Authenticated to droolit.unfuddle.com ([174.129.5.196]:22).
debug1: setting up multiplex master socket
debug1: channel 0: new [/ms/[email protected]:22]
debug1: control_persist_detach: backgrounding master process
debug1: forking to background
debug1: Entering interactive session.
debug1: multiplexing control connection
debug1: channel 1: new [mux-control]
debug1: channel 2: new [client-session]
debug1: Remote: Forced command.
debug1: Remote: Port forwarding disabled.
debug1: Remote: X11 forwarding disabled.
debug1: Remote: Agent forwarding disabled.
debug1: Remote: Pty allocation disabled.
debug1: Remote: Forced command.
debug1: Remote: Port forwarding disabled.
debug1: Remote: X11 forwarding disabled.
debug1: Remote: Agent forwarding disabled.
debug1: Remote: Pty allocation disabled.
debug1: mux_client_request_session: master session id: 2
PTY allocation request failed
Need SSH_ORIGINAL_COMMAND
debug1: client_input_channel_req: channel 2 rtype exit-status reply 0
debug1: client_input_channel_req: channel 2 rtype [email protected] reply 0
debug1: channel 2: free: client-session, nchannels 3
debug1: channel 1: free: mux-control, nchannels 2
Shared connection to droolit.unfuddle.com closed.
[andrey-mbp ~]$ ll /ms/
total 0
srw-------  1 akhkharu  admin     0B Jul 17 11:55 [email protected]:22

Thanks,
Andrey.


Your * host stanza is catching it. Put more specific host stanzas earlier.

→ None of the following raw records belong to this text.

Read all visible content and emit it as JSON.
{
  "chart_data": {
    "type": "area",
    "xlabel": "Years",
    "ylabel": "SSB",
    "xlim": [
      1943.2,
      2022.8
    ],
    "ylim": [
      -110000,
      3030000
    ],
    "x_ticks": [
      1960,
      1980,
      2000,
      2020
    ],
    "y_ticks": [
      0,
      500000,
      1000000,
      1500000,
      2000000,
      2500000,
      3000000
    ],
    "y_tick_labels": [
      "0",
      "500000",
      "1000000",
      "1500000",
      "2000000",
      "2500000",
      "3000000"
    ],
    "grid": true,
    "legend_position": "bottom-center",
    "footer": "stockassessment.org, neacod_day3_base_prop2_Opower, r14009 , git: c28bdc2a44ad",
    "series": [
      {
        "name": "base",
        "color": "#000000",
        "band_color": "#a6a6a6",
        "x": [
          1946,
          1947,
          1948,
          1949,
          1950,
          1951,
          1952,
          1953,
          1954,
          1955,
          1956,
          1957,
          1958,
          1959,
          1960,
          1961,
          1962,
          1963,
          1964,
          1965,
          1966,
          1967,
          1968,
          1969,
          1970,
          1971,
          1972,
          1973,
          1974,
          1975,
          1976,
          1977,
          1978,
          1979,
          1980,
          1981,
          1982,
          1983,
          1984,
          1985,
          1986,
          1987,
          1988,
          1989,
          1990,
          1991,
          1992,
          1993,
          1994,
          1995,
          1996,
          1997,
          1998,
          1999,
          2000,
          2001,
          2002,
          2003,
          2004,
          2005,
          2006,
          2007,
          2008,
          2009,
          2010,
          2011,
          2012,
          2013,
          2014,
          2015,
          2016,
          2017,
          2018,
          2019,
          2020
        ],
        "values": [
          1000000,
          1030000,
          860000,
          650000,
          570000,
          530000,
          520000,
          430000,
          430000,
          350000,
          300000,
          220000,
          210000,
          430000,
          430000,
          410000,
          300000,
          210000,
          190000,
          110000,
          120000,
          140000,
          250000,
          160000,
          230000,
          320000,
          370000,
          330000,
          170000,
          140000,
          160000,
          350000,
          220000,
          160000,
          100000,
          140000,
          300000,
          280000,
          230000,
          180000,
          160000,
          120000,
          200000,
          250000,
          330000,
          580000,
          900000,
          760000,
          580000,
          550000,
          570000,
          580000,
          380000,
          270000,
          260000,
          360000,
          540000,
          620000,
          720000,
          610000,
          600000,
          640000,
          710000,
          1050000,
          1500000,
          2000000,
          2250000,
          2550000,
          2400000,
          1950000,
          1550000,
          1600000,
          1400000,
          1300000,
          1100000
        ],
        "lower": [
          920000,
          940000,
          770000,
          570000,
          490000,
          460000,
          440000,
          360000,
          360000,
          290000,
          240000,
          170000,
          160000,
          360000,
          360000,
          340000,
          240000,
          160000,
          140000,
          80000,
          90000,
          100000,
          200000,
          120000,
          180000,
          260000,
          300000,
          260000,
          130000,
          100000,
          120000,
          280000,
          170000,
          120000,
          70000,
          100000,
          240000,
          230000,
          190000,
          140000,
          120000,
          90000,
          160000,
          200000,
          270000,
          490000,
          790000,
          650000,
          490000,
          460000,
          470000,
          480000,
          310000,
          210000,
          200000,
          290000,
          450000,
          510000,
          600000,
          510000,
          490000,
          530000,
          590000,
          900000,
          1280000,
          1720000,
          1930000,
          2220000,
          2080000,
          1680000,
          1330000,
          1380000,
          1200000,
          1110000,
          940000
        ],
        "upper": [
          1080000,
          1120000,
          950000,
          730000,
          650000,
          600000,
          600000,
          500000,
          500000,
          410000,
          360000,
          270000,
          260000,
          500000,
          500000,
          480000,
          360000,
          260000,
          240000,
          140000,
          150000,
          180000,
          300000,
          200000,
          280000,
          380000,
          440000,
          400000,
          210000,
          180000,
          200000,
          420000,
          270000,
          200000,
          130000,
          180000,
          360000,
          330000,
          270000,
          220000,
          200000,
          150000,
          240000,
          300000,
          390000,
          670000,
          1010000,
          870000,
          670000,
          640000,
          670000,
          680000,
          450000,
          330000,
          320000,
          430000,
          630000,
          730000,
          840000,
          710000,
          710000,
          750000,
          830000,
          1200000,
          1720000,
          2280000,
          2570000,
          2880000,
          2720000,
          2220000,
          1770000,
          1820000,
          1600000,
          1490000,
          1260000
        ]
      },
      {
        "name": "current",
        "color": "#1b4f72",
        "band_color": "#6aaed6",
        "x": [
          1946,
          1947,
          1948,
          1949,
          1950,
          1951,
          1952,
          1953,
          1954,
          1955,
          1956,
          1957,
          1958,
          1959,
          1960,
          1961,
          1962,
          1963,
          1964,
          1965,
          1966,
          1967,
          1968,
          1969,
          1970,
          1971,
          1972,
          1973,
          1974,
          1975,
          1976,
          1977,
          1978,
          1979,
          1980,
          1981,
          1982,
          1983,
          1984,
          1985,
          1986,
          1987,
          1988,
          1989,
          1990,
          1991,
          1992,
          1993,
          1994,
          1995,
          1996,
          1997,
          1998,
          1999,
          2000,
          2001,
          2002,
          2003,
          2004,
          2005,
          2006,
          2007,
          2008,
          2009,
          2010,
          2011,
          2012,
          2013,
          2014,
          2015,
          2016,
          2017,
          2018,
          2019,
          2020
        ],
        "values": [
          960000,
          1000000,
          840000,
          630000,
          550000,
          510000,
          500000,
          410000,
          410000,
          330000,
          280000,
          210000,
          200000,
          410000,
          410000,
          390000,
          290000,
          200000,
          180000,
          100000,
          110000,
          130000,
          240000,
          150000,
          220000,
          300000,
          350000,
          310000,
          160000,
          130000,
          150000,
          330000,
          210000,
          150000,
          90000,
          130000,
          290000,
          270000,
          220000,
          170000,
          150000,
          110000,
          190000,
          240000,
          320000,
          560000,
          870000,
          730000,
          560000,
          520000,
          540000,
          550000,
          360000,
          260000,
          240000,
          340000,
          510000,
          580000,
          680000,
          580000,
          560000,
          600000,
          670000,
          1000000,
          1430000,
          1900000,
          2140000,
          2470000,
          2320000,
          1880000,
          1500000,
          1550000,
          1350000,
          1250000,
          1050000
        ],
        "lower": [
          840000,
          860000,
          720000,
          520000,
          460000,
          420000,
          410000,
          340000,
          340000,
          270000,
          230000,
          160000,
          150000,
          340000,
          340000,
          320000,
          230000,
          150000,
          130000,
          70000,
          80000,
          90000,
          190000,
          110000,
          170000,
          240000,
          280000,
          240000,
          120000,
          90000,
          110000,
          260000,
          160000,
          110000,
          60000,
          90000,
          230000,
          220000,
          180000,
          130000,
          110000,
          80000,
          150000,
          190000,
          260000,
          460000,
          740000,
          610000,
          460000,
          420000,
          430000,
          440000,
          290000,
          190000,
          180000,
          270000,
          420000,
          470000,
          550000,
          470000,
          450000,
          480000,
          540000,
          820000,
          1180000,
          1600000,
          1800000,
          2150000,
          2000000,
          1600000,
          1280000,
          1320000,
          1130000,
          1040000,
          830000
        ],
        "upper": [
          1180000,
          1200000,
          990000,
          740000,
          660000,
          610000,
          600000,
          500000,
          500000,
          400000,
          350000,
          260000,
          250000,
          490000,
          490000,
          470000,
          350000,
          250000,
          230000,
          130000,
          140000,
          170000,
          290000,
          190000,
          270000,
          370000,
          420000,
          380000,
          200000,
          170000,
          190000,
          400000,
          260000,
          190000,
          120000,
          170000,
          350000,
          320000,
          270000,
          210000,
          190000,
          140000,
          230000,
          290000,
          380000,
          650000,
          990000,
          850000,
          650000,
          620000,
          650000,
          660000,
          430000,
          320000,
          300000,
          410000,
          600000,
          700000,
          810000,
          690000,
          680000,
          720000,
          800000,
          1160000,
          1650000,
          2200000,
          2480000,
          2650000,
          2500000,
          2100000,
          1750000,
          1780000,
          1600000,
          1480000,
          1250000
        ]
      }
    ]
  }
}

As described in the answer to my similar question on SuperUser, you can use the "bang" syntax to exclude specific hosts from the original Host * stanza, like this:

Host * !*.unfuddle.com
    ControlPath /ms/%r@%h:%p
    ControlMaster auto
    ControlPersist 4h

In my situation, I found that the order of the Host sections when using a Host * seemed to be irrelevant, but the above method always works.